One of the greatest staples of the Wittenberg experience is going Greek. Though fraternity and sororities are often nationally perceived in negative lights, Wittenberg’s Greek life has some of the most inspiring people I’ve ever encountered, and they hold many great events on campus that bring awareness to very serious matters outside the Wittenberg Bubble.
So why am I not Greek?
For those of you who know me, I’m involved in a lot of things: I’m the president of the Wittenberg choir, of a religious ministry, of the English department’s committee, the Torch, etc. I do a lot of things.
And I think that’s something that several people – not just me – encounter here. There’s a joke around campus that 20 percent of the people do 80 percent of the work for campus organizations, and that’s something I’ve found over the last few years to be fairly accurate.
Greek life, though it can be wonderful, is very time consuming. Between bonding nights with your sisters, philanthropy events, etc., I’ve yet to encounter a person in Greek life that hasn’t said “Oh, I can’t do (insert event).

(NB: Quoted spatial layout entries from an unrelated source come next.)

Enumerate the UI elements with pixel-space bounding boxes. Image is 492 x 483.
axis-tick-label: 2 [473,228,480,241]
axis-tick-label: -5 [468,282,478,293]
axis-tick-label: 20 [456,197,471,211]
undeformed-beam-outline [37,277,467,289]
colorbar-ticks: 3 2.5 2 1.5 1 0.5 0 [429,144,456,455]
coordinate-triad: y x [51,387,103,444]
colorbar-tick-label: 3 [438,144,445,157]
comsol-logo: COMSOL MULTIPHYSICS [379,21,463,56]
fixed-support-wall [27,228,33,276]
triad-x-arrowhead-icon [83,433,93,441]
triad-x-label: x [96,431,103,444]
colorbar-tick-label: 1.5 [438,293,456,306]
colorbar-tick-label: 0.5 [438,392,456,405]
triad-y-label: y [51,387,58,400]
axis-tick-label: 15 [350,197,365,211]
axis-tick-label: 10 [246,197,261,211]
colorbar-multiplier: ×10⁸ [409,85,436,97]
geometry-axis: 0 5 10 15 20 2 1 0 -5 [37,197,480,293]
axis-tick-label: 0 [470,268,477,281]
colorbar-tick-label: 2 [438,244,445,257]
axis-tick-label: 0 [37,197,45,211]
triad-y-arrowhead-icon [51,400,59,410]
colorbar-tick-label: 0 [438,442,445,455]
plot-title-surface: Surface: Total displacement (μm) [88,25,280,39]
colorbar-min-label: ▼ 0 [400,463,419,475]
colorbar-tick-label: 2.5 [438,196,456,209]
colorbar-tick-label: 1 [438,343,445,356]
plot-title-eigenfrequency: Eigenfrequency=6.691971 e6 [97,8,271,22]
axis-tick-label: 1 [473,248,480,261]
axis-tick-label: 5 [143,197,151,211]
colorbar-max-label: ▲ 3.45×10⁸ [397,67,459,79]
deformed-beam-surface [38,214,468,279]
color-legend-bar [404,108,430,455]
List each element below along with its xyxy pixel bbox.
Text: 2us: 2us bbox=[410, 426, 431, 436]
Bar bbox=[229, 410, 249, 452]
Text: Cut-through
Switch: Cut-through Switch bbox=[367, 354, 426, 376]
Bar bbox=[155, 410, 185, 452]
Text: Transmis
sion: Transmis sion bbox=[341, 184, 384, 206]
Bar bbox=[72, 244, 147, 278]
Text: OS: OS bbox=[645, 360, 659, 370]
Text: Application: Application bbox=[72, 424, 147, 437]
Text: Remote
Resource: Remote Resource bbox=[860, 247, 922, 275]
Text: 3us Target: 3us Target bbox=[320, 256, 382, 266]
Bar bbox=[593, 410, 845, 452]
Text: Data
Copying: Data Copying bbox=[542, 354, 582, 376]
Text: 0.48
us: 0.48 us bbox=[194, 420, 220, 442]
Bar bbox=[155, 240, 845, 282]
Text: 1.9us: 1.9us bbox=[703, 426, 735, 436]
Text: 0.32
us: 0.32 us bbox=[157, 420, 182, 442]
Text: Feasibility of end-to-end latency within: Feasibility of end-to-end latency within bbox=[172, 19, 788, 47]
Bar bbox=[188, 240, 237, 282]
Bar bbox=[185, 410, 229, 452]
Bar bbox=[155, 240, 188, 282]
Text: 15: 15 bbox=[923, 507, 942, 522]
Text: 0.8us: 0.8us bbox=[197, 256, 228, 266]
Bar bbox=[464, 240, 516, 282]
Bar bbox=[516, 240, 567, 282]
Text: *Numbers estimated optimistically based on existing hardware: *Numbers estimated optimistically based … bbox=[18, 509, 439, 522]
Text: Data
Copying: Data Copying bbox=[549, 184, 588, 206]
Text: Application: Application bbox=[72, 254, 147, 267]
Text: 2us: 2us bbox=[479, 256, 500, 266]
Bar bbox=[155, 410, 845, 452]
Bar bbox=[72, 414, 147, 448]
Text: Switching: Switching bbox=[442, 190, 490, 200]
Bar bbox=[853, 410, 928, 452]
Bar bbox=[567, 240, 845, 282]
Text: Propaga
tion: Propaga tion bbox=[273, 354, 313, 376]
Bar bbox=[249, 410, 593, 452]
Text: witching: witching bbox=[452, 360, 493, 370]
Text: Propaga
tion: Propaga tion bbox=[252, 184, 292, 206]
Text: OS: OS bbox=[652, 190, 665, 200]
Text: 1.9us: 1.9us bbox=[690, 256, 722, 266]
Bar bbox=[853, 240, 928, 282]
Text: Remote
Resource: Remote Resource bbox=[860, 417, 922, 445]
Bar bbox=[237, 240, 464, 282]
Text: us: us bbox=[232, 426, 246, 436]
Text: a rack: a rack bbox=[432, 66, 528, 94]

I have (insert Greek event) that must take priority.” While Greek life can be great for its bonding and brother or sisterhood, I worry that it can be impeding on your relationships with people outside of Greek life.
I’ve felt, in a sense, abandoned by my friends as they’ve become more involved with Greek life; I’ve felt my relationships with people I care about slip away over the years due to our busy schedules.
And that’s my fault, too. I think that’s something we all experience due to the Wittenberg condition. We are planning our futures and making memories and shaping who we are as people. Though the academic aspect of a college education is a very vital part of college life, your extra-curricular activities and your interpersonal relationships are what help you realize what you want in life, and can set you up with contacts for your future.
I have many interests, and many things I hope to help me in my future. I know I’m involved in what I need to for my own sake.
I have nothing against Greek life; I highly encourage people to try it if they think it’s for them. I just know that I have different priorities for my future, and sisterhood was not one of them.